Nancy Peterson: “Thank you, Bill, for coming to my town. This is just so awesome.”
Unalaska’s old director of public works, Nancy Peterson, brought Walker to the Norwegian Rat Saloon on Friday night. About 40 residents munched on hot dogs and homemade chips and fired off questions at the candidate.
Walker came prepared to talk about his vision for a bipartisan administration. But some voters, like Nolie Magpantay, were still curious:
Magpantay: “Are you a Republican or a Democrat?”
Walker: “I’m an Alaskan. I run as an Independent.
Magpantay: “Independent? Okay, okay.”
Walker explained that he jumped parties to run for governor after years as a Republican. Unalaskans usually lean Democrat, but Magpantay said that’s not written in stone.
Magpantay: “Well, we support[ed] Lisa last time when she was write-in.”
That’s Lisa Murkowski. And that write-in was her 2010 campaign for U.S. Senate, as a Republican.
Magpantay: “You know, I was a Democrat, but whatever we need as Alaska. So we got together here and that’s what we did — and she won.”
That’s what Walker and Mallott are banking on. Their campaign promises to put Alaska first, on projects like a natural gas pipeline.
At the bar — and in an interview this weekend — Walker said he wants to tweak the current structure so the state owns the biggest share. He believes that would get gas flowing faster to rural communities.
“Any place that’s connected with a road, a river, an ocean in Alaska should be able to have access to our natural resources,” Walker said. “There’s various sources of renewable energy that would be very effective. We’re not one-commodity-fits-all. But boy, any time we can get liquefied natural gas to you at a very low cost, I’m all about that.”
High energy costs are a persistent problem in the Aleutians. But the region’s also wrapped up in thorny policy issues — like whether to build a road through the Izembek National Wildlife Refuge.
“If there’s a genuine issue to have a road for medical, medevacs, for health and safety reasons, I’ll work aggressively to make sure there’s a road built,” Walker said.

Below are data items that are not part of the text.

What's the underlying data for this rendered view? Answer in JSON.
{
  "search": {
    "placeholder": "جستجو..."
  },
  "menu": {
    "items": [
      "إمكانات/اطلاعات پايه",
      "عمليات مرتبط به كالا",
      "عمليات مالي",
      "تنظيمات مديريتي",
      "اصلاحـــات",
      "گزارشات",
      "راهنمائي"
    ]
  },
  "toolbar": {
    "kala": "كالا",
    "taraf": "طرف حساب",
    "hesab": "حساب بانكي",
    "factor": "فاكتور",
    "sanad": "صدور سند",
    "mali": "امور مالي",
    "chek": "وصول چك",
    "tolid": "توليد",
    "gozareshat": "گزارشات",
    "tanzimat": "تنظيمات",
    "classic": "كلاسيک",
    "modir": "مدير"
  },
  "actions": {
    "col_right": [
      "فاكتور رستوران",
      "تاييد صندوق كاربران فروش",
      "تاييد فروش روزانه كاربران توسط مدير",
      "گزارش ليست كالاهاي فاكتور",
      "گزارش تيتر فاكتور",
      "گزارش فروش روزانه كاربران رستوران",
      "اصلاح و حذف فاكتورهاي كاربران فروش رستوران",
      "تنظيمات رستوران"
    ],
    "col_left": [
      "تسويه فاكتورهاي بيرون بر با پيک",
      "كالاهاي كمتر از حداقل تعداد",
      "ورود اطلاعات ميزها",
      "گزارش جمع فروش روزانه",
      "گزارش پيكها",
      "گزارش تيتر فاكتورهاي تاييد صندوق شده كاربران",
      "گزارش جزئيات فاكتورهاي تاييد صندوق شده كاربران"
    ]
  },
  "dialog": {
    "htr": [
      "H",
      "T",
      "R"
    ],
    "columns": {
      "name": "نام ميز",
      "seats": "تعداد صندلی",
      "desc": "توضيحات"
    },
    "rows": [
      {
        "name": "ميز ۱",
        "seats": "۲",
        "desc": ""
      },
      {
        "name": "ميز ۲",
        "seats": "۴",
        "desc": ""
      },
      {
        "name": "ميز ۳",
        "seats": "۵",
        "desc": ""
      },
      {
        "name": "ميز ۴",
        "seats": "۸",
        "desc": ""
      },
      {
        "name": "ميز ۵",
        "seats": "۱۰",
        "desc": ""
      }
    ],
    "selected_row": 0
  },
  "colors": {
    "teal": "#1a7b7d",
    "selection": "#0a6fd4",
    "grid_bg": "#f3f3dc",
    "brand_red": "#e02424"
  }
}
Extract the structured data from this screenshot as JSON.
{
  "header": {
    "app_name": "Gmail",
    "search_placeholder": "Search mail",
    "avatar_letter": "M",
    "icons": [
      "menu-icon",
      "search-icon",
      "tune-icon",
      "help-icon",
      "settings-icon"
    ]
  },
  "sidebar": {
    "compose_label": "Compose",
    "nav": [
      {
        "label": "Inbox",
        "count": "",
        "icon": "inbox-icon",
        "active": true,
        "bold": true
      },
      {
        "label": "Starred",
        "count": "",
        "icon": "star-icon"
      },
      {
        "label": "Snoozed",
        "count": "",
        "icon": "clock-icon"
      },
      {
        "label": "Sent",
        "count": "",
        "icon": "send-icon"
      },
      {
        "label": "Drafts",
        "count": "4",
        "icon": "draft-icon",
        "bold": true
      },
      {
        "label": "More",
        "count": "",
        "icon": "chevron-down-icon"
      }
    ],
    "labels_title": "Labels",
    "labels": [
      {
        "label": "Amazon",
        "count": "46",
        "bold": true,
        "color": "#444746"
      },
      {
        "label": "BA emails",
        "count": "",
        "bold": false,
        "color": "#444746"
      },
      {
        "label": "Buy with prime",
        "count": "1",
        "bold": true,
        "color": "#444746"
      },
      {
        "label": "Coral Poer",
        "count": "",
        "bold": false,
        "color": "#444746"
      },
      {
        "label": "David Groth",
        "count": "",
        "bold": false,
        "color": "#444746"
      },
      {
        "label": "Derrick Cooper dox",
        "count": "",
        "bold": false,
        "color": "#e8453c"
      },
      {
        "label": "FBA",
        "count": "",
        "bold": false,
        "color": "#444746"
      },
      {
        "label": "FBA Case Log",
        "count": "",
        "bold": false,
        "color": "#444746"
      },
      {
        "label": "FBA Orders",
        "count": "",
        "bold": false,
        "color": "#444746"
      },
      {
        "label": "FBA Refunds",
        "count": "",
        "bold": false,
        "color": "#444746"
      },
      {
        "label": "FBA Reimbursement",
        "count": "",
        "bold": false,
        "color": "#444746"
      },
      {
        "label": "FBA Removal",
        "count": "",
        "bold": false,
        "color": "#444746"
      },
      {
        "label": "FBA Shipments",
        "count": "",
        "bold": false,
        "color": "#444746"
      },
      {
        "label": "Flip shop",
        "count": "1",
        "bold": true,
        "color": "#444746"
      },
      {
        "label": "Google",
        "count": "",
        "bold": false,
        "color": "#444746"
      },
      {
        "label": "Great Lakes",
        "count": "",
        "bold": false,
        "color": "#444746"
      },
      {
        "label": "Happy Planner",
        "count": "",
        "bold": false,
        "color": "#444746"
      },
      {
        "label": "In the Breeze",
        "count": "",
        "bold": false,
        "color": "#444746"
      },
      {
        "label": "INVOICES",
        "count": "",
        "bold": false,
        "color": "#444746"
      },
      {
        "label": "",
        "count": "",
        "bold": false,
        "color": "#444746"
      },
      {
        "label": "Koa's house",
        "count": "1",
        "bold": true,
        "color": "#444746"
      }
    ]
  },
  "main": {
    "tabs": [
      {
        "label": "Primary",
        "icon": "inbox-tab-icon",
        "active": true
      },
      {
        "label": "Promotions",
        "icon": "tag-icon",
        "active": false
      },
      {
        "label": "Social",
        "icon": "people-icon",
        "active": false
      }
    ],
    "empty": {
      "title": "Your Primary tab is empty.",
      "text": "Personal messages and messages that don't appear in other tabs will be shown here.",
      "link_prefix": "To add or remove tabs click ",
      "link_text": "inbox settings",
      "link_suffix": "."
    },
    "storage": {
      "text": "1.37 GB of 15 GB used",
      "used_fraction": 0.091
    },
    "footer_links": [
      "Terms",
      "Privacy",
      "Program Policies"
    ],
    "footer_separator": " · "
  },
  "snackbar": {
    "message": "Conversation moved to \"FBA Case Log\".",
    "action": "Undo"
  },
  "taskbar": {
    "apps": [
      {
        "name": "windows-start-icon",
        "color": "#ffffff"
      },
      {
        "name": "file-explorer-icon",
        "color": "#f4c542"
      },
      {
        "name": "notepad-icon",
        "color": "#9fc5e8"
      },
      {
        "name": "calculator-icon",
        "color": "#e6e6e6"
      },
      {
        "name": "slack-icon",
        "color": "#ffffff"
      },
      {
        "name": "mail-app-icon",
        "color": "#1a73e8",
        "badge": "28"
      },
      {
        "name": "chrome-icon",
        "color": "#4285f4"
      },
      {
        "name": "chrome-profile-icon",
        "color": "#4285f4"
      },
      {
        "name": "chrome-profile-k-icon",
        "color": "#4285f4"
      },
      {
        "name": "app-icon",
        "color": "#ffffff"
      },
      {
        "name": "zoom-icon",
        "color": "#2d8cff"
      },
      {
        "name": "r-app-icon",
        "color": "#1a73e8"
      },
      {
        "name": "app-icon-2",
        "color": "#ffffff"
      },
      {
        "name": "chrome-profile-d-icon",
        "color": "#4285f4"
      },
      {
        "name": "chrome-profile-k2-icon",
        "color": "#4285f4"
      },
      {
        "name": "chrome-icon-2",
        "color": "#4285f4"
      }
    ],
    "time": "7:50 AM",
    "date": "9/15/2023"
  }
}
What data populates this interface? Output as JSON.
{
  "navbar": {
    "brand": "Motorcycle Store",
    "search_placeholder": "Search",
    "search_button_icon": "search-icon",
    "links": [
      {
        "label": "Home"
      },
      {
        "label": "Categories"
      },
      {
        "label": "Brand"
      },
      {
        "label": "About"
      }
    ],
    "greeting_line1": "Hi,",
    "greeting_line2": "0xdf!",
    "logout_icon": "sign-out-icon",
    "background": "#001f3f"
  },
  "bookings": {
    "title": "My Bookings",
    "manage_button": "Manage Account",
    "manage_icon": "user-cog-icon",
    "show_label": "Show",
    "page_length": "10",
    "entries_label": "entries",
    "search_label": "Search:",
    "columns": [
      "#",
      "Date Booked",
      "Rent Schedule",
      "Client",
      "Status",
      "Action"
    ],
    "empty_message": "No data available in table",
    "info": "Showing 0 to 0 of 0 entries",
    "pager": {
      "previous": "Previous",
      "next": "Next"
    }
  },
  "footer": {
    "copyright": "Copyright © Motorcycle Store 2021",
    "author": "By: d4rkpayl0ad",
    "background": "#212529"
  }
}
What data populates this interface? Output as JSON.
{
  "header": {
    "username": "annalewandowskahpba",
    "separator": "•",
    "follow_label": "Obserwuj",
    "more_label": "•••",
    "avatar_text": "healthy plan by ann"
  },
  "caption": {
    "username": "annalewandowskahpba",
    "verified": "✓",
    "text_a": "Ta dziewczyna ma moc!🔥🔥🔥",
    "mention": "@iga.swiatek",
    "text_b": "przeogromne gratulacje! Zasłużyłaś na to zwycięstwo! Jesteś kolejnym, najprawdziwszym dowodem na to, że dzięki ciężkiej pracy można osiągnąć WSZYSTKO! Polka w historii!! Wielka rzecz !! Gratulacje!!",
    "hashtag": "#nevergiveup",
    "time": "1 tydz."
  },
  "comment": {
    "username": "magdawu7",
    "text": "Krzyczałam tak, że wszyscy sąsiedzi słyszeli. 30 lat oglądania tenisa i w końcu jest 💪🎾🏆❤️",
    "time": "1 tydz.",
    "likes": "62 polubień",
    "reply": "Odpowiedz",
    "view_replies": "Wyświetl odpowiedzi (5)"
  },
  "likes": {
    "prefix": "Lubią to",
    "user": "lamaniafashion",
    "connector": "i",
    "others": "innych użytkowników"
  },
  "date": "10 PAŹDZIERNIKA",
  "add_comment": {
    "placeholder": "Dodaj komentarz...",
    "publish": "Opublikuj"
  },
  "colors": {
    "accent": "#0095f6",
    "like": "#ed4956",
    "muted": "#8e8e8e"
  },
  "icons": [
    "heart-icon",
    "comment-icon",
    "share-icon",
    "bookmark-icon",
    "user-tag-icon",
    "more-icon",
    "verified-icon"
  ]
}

Governor Sean Parnell’s administration recently turned to the courts to get that done. But Walker’s not sure if he would continue with the two lawsuits they have in process.
Walker: “The slowest way to do something is through litigation. I own a law firm. The wheels of justice move pretty darn slowly. And when you’re taking on the largest law firm in the nation, which is the federal government, that doesn’t always expedite the process. No, there are other ways of addressing that–“
–like talking to stakeholders and negotiating directly with the federal government.
Walker says he’d take a similar approach to dealing with poor salmon runs on the Yukon and Kuskokwim rivers.
Some tribes and subsistence fishermen are trying get regulators to crack down on bycatch in the commercial pollock harvest. That fishery is a huge source of revenue for the state, and for Unalaska.
Walker says he doesn’t know enough about the issue yet to take a position.
“I’ve learned the hard way over the years,” Walker said. “If I don’t know the answer to something, I don’t try to guess at something. I know there’s a problem. And I’ll certainly be a part of finding the root cause of the problem.”
Walker’s sure to hear more about salmon on his next campaign stop in Bethel. After that, he’ll continue touring the state — asking far-flung voters for their support on November 4.